We harmonised historical postnatal clinical aCGH results from ~16 000 patients tested via our diagnostic laboratory over ~7 years with current clinical guidance. This led to identification of 37 009 copy number losses (CNLs) including 33 857 benign, 2173 of uncertain significance and 979 pathogenic. We found benign CNLs to be significantly less likely to encompass haploinsufficient genes compared with the pathogenic or CNLs of uncertain significance in our database. Based on this observation, we developed a reanalysis pipeline using up-to-date disease association data and haploinsufficiency scores and shortlisted 207 CNLs of uncertain significance encompassing at least one autosomal dominant disease-gene associated with haploinsufficiency or loss-of-function mechanism. Clinical scientist reviews led to reclassification of 15 CNLs of uncertain significance as pathogenic or likely pathogenic. This was ~0.7% of the starting cohort of 2173 CNLs of uncertain significance and 7.2% of 207 shortlisted CNLs. The reclassified CNLs included first cases of CNV-mediated disease for some genes where all previously described cases involved only point variants. Interestingly, some CNLs could not be reclassified because the phenotypes of patients with CNLs seemed distinct from the known clinical features resulting from point variants, thus raising questions about accepted underlying disease mechanisms.
Reanalysis of clinical aCGH data increases diagnostic yield.
外显子/基因组数据的重新分析可提高诊断率。然而,临床阵列比较基因组杂交(aCGH)数据的重新分析价值从未被研究过。在繁忙的诊断实验室中,逐个案例进行重新分析可能具有挑战性。

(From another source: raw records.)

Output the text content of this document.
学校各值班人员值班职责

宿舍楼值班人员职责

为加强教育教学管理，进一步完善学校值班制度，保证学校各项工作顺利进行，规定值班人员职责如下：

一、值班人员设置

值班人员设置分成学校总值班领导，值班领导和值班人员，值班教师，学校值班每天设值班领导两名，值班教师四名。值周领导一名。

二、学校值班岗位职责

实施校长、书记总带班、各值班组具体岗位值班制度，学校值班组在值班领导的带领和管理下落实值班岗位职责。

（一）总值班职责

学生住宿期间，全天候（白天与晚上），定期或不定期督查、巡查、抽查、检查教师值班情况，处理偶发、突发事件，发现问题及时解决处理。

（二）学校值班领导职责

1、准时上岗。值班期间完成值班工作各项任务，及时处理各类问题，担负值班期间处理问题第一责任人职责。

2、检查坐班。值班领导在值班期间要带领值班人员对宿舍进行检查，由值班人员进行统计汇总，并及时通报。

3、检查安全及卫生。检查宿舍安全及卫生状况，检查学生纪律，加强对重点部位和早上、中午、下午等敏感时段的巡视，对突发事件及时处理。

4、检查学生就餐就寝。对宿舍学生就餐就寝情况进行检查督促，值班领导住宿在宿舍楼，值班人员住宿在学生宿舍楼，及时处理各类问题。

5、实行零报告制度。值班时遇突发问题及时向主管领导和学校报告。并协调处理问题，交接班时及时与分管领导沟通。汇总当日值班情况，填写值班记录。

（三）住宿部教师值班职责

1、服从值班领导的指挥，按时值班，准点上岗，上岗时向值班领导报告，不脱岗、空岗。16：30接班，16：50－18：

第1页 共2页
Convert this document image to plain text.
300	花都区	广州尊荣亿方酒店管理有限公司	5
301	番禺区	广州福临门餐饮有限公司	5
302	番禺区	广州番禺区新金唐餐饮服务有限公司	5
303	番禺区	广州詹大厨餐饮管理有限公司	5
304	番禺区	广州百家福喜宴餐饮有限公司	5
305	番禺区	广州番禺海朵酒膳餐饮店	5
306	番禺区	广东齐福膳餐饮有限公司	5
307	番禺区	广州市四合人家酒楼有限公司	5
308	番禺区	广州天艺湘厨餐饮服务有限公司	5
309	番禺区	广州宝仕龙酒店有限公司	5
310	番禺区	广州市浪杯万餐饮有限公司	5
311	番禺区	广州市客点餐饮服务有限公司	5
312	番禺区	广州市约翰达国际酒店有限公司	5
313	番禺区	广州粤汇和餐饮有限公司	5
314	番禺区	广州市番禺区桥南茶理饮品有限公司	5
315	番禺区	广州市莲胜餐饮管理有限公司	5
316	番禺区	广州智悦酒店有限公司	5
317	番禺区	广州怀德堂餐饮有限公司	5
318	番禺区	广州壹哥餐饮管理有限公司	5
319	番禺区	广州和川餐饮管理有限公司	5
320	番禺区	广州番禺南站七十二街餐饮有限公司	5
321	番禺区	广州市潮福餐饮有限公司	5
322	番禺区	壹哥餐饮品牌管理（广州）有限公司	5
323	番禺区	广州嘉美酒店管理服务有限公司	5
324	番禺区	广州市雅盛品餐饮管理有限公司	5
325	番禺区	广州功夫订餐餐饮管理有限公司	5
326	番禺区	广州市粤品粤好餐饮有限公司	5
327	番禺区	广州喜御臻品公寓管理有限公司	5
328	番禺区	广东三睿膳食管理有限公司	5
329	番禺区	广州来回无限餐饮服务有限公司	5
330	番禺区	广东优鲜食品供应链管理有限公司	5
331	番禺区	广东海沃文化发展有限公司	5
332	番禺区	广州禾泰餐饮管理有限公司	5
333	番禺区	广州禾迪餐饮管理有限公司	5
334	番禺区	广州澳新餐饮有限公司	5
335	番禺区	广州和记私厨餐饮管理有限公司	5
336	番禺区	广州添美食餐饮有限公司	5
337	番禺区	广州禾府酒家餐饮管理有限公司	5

我们将我们诊断实验室在大约 7 年的时间内测试的约 16000 名患者的历史产后临床 aCGH 结果与当前临床指南进行了协调。这导致确定了 37009 个拷贝数缺失(CNL),包括 33857 个良性、2173 个意义不确定和 979 个致病性。我们发现良性 CNL 包含的单基因功能不全基因明显少于我们数据库中的致病性或意义不确定的 CNL。基于这一观察结果,我们使用最新的疾病关联数据和单基因功能不全评分开发了一个重新分析管道,并将至少包含一个与单基因功能不全或功能丧失机制相关的常染色体显性疾病基因的 207 个意义不确定的 CNL 列入候选名单。临床科学家的审查导致 15 个意义不确定的 CNL 被重新分类为致病性或可能致病性。这约占起始队列中 2173 个意义不确定的 CNL 的 0.7%,占 207 个入围的意义不确定的 CNL 的 7.2%。重新分类的 CNL 包括一些基因的 CNV 介导疾病的首例病例,而所有以前描述的病例仅涉及点突变。有趣的是,一些 CNL 无法重新分类,因为 CNL 患者的表型与已知的由点突变引起的临床特征明显不同,这引发了对公认的潜在疾病机制的质疑。
临床 aCGH 数据的重新分析可提高诊断率。